Saturday, July 18, 2009


I just took my three youngest children to see "Up," this summer's Disney/Pixar movie. They all said they liked it, and I thought it was ok.

The main story is a fun adventure in which an old man and a boy fly to South America in a house lifted by balloons. But the first ten minutes tell the story of the old man's life. As a boy who dreams of aerial adventure, he meets a girl with similar dreams. They eventually marry and live out a "Wonderful Life" sort of story in which everyday life always gets in the way of their having the adventures they dreamed of. Then the wife dies and the old man ends up lonely and forgotten. (Ben asked, "Why did his wife have to die?")

Here is the place to confess that while I think "It's a Wonderful Life" is a great film in its quirky way, I hate it. I hate the thought that raising children, supporting a family, and all the other regular stuff of normal life make it impossible to have adventures. I find George Bailey's story really, really depressing.
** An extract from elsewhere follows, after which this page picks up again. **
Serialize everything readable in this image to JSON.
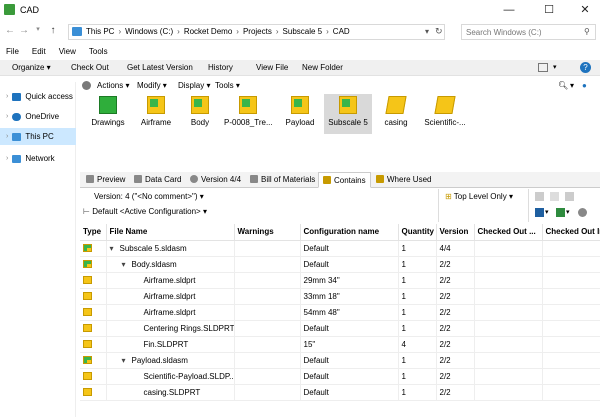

He should have built skyscrapers and traveled the world. I don't want to end up like him. Not that I have anything against marriage, family, work, and lawn mowing, I mean, this is the life I've chosen, and I chose it because marriage, family and home were more important to me than anything else. (I could do without the lawn mowing.) But I want adventures, too. I suppose it is fortunate that I have been born into such a wealthy age that this is possible, at least in a limited way. Since I started breeding I have been to China and England, written one book and half of another one, dug on a bunch of exciting archaeological sites, and done my share of wild and crazy things. And I have ever reason to expect that I will go to more places -- Italy, Ireland, and Mexico are high on my list -- and do more amazing things.

So, honestly, I don't have anything to complain about. But "It's a Wonderful Life" and the first part of "Up" depress me, because they drive home the message that life is about choices, that you can't have everything, and that family and marriage, at least for a good person who takes responsibilities seriously, are a huge impediment to an adventurous life.